By Yanisbel Peña Perez / editorweb / Friday, 02 December 2011 14:03
For journalists, honesty is as vital as the air we breathe; and objectivity says a lot about the people that chose to tell daily life and make no distinctions among the present, the previous, or the following day.
Shame has recently taken over pride in those of us for whom journalism is much more than a way of life, with a scandal involving Cuban professionals at the service of the U.S. press, who were paid off to damage the public opinion on the case of the five Cuban antiterrorists unjustly imprisoned in the U.S. since 1998 with a defamatory campaign prior to their trial, in which they were sentenced to harsh terms in prison.

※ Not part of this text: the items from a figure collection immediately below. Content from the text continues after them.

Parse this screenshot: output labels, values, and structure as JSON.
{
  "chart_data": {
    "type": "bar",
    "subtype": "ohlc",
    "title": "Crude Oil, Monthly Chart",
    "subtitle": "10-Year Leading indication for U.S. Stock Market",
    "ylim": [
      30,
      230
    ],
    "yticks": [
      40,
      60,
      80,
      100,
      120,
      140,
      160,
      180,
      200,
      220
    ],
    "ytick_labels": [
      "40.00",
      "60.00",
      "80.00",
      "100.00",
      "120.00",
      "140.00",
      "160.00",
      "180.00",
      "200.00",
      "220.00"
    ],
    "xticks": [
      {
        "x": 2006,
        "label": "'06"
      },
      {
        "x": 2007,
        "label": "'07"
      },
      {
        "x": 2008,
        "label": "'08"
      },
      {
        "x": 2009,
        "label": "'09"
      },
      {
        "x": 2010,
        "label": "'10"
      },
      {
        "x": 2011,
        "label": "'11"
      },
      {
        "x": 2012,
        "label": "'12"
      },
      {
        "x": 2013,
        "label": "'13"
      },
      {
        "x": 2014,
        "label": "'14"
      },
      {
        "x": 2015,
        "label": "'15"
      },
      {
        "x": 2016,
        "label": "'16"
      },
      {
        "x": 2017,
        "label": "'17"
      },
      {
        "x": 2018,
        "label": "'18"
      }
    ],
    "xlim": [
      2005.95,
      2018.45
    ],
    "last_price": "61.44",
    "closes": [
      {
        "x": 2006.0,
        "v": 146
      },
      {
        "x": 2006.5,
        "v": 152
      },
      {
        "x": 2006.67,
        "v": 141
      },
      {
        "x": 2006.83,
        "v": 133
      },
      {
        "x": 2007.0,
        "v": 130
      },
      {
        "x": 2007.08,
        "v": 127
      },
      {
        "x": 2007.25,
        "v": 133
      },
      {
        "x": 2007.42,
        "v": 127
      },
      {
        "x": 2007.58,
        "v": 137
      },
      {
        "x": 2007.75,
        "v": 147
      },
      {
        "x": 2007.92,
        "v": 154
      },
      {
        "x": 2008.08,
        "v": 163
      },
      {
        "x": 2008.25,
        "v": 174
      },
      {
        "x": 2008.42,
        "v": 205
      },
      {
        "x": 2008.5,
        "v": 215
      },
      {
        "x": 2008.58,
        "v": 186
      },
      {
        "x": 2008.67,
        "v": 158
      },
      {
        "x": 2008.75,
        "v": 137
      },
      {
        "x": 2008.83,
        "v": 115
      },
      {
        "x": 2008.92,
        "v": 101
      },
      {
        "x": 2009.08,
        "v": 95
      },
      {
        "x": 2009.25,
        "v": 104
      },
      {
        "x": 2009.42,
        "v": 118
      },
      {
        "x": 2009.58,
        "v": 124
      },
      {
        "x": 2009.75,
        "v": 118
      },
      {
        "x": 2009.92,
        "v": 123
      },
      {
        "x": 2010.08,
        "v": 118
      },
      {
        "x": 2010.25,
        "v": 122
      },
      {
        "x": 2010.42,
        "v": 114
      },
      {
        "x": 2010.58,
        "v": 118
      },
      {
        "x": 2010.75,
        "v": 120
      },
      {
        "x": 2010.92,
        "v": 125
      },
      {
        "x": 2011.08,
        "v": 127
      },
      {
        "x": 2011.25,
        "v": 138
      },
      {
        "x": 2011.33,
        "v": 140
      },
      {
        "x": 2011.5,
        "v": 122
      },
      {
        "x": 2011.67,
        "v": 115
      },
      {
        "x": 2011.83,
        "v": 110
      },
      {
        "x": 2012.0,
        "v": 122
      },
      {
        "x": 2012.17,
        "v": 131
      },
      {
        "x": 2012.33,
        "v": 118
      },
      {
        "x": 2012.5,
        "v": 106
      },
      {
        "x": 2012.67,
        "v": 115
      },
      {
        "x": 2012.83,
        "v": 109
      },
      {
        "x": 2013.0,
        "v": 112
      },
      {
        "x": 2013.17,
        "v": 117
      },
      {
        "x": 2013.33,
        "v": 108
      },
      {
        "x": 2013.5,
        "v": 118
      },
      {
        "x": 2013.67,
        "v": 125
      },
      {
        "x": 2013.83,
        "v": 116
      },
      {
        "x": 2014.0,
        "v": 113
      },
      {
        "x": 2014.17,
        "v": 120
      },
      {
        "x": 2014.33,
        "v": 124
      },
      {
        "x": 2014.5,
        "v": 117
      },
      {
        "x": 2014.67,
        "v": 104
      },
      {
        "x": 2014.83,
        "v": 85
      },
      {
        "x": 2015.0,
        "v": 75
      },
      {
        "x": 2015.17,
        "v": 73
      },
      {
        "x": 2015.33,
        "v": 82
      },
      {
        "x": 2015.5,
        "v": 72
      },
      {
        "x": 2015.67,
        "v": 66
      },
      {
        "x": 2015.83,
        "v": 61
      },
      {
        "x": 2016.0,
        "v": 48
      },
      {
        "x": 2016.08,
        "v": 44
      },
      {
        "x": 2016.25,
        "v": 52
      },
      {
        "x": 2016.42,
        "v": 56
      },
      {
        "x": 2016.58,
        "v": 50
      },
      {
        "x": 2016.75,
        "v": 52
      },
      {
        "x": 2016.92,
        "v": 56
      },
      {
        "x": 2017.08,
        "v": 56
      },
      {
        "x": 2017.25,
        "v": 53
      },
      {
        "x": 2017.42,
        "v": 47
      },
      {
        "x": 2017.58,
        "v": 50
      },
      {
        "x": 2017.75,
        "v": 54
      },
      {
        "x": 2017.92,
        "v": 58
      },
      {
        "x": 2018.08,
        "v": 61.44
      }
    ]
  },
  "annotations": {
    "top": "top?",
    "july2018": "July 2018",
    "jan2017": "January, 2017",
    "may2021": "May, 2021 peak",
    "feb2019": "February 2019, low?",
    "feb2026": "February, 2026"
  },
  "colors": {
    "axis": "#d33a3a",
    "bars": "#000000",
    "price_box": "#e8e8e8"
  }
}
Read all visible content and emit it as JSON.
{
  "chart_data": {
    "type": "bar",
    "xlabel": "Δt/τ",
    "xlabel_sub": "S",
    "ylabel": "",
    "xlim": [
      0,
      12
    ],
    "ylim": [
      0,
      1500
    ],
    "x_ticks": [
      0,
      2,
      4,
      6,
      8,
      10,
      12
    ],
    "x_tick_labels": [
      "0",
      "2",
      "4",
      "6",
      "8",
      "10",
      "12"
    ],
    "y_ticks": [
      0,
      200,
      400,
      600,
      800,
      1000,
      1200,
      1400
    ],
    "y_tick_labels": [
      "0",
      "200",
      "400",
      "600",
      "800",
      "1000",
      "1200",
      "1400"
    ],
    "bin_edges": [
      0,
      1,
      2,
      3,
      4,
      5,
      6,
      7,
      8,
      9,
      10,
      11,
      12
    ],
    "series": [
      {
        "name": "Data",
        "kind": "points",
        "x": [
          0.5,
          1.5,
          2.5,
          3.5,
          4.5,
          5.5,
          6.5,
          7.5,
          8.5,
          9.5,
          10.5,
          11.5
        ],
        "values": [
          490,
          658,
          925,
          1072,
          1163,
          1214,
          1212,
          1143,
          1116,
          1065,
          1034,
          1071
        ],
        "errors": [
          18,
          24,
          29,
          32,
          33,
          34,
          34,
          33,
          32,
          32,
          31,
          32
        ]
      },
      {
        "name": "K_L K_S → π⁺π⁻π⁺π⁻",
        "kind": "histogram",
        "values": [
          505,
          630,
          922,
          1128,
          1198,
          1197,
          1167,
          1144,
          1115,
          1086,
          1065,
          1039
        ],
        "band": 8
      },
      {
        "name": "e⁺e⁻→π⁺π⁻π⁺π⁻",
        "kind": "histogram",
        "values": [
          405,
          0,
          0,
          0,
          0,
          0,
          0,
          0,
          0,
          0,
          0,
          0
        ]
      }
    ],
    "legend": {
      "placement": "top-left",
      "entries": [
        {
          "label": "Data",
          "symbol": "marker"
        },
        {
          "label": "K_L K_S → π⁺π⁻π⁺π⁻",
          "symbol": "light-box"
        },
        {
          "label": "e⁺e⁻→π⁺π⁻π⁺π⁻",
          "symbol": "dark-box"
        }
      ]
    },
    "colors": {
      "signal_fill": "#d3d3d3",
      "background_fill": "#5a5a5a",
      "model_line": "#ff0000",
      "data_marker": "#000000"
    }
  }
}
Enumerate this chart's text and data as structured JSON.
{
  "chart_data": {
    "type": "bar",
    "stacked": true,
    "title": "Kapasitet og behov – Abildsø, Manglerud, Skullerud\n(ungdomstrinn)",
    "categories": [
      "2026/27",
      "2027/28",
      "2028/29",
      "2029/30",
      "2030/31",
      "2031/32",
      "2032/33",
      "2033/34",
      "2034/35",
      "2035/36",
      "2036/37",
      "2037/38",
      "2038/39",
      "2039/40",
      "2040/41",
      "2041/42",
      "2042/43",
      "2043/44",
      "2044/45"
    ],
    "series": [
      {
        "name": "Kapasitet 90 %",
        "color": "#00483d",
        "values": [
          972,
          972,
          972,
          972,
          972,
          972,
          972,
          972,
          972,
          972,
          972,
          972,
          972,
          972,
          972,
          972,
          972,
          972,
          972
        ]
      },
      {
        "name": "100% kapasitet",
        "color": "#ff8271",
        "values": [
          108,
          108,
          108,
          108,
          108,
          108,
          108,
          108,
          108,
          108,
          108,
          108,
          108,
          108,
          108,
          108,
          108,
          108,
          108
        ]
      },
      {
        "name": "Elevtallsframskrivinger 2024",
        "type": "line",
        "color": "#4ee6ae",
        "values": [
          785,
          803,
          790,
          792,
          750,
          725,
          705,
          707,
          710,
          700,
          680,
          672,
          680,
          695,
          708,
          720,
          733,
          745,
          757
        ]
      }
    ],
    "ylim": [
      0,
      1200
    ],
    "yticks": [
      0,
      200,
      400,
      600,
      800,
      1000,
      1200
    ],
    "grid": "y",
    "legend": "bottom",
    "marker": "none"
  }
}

The public opinion has found out the way the U.S. government used the Broadcasting Board of Governors (BBG) to secretly finance journalists from influential press media in Miami.
These journalists created a hostile environment against Gerardo Hernandez, Rene Gonzalez, Antonio Guerrero, Fernando Gonzalez and Ramon Labañino ––internationally known as the Cuban Five––, who, in addition, were tried in the same city where the right wing terrorist groups they were monitoring are based.
Consequences: they received a biased trial, full of arbitrariness and violations to the U.S. legislation itself.
Most champions of freedom of speech and expression in that country are just mercenaries that respond to the worst interests of anti-Cuban groups based in Florida, whose power is so big that they can even have an effect in the Capitol halls, in Washington.
The “Liberation” newspaper published a contract that relates journalists from several press media in Miami, including Radio and TV Marti, in this scandal; and revealed double-standard principles by these institutions and their staff.
That is the case of reporters of Pablo Alfonso, from The New Herald; and Ariel Remos, from Las Americas newspaper, who played that role during that period in the process of the Cuban Five.
The BBG paid almost 59,000 U.S. dollars to Alfonso for the work he did from November 1999 to December 2001, the period of highest tension in the process of these Cuban antiterrorists.
By August 2007, when the BBG dispensed with his services, Alfonso had received more than 250,000 dollars.
Remo earned 10,400 dollars from November 1999 until February 2001, and almost by the end of 2006 he had been paid a total of 24,350 dollars.
The list is enhanced by other figures from the journalism sector such as Wilfredo Cancio and Olga Connor; as well as Helen Aguirre, Miguel Cossio and terrorist Carlos Alberto Montaner.
The work of these reporters consisted in creating a negative atmosphere against the Cuban Five, which was added to Miami’s usual hostility against everything related to the Cuban Revolution, so as to bring about a biased decision by the jury during the trial of Gerardo, Rene, Antonio, Fernando and Ramon.
Fortunately, there is still an endless list of journalists that defend the cause of these men, hopeful in that justice and reason will prevail over hatred and lies.